Comment doit-on considérer le silence des autorités concernées, ajouté à leurs entraves, sinon comme un arbitraire ? Comment comprendre le comportement du directeur de la culture d’Oran ? Agit-il de manière autonome ou sur ordre ? Dans le premier cas, qu’attendent ses supérieurs pour lui ordonner de se conformer à sa mission de fonctionnaire ? Dans le second cas, il ne s’agit alors plus de la seule responsabilité arbitraire de ce directeur de la culture, mais de celle de ses supérieurs hiérarchiques. Le cas devient plus grave et plus révoltant.
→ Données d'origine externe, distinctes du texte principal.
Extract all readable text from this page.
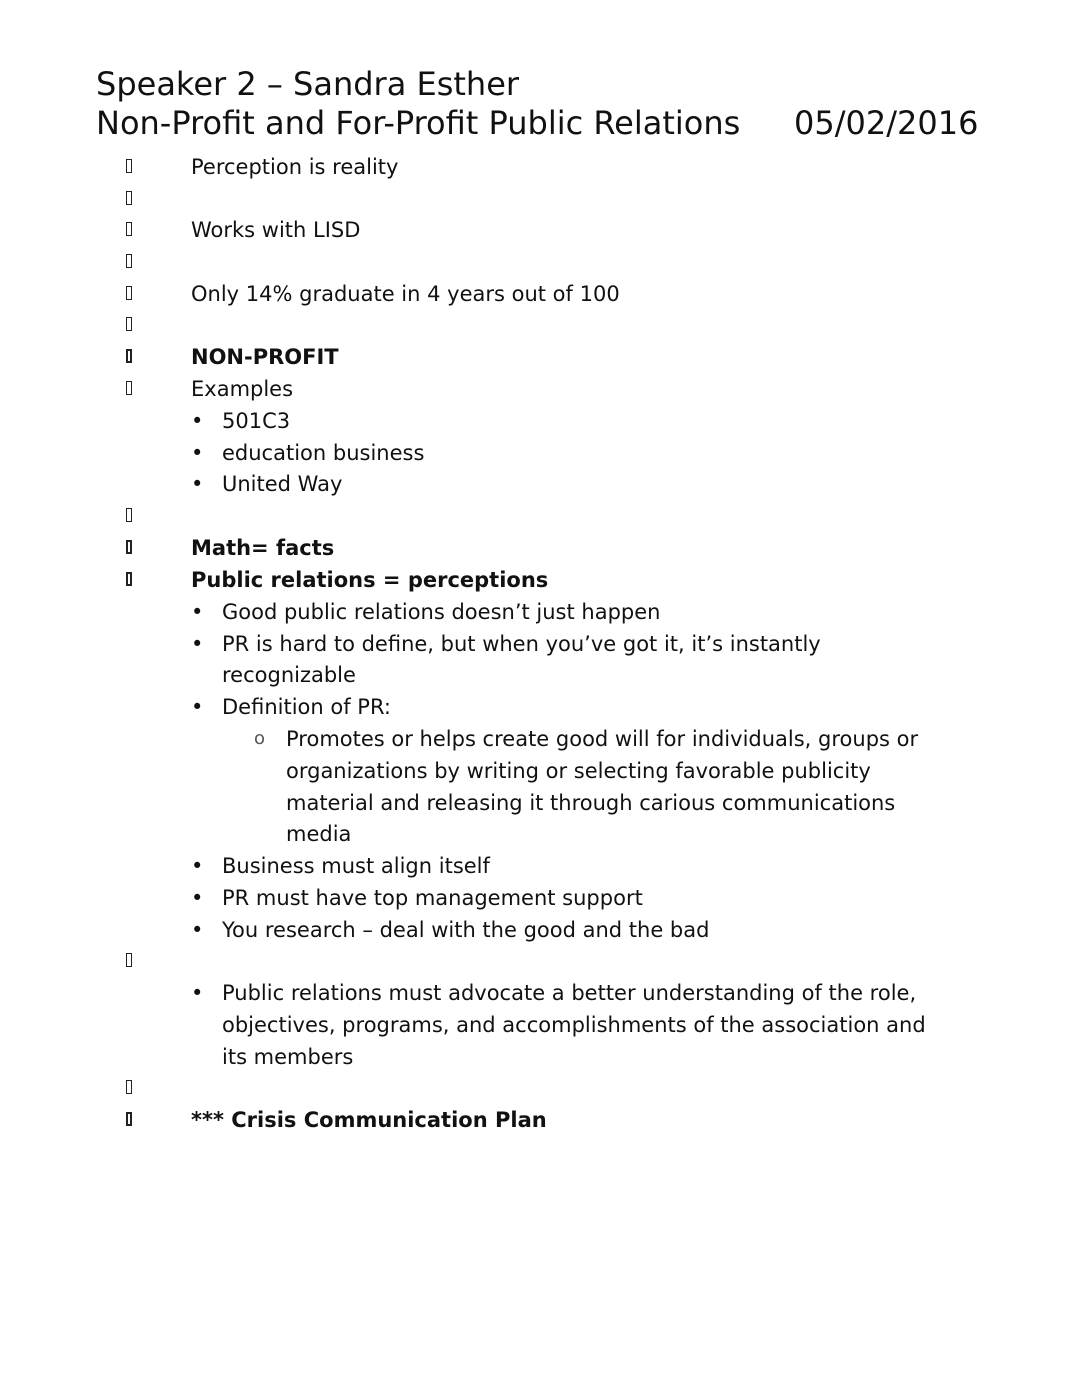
Speaker 2 – Sandra Esther
Non-Profit and For-Profit Public Relations 05/02/2016
Perception is reality
Works with LISD
Only 14% graduate in 4 years out of 100
NON-PROFIT
Examples
• 501C3
• education business
• United Way
Math= facts
Public relations = perceptions
• Good public relations doesn’t just happen
• PR is hard to define, but when you’ve got it, it’s instantly
recognizable
• Definition of PR:
o Promotes or helps create good will for individuals, groups or
organizations by writing or selecting favorable publicity
material and releasing it through carious communications
media
• Business must align itself
• PR must have top management support
• You research – deal with the good and the bad
• Public relations must advocate a better understanding of the role,
objectives, programs, and accomplishments of the association and
its members
*** Crisis Communication Plan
Cet arbitraire, quelques soient les responsables qui le manifestent, n’oblige-t-il pas les citoyennes et citoyens à s’organiser de manière libre, autonome et solidaire pour effacer cette insulte bureaucratique à leur droit légitime à la culture et à l’humour ? Car si l’on ne témoigne pas de solidarité à Nour El Yakine Ferhaoui, ce courageux initiateur d’une enrichissante initiative culturelle (à moins que les autorités déclarent pourquoi elle ne l’est pas), cette résignation ou cette indifférence auront pour victime d’autres courageux initiateurs d’autres enrichissantes initiatives culturelles. Qui se tait est complice de l’arbitraire, et l’encourage.

Ce silence montre aux « responsables » qui entravent le projet de Ferhaoui qu’ils peuvent sans problème mépriser et interdire, selon leur illégitime désir. Par conséquent, que le maximum de solidarité active soit manifesté, le plus tôt possible, et partout, au projet de Ferhaoui. Que des associations (2) lui offrent l’espace pour préparer son projet, que celles et ceux qui ont la possibilité d’aider Ferhaoui, d’une manière ou d’une autre, le fassent, que chacun et chacune expriment le soutien à ce projet, selon les possibilités personnelles. Seulement ainsi est assurée la liberté citoyenne, indispensable pour l’existence d’une société culturellement saine, socialement libre et éthiquement solidaire !

K. N

Email : kad-n@email.com

Notes

(1) En réalité, il avait omis de citer l’auteur de cette phrase, un dramaturge allemand dans sa pièce de théâtre.

(2) Rappelons, entre autre, que le Théâtre Régional d’Oran dispose de convenables espaces, notamment la « salle de danse ». Le projet de Ferhaoui pourrait s’y dérouler de manière satisfaisante. Nous invitons donc le directeur de cet établissement public (autrement dit du peuple)  à répondre au cri de détresse de celui qui a le courage d’avoir eu l’initiative d’une si belle manifestation artistique et culturelle.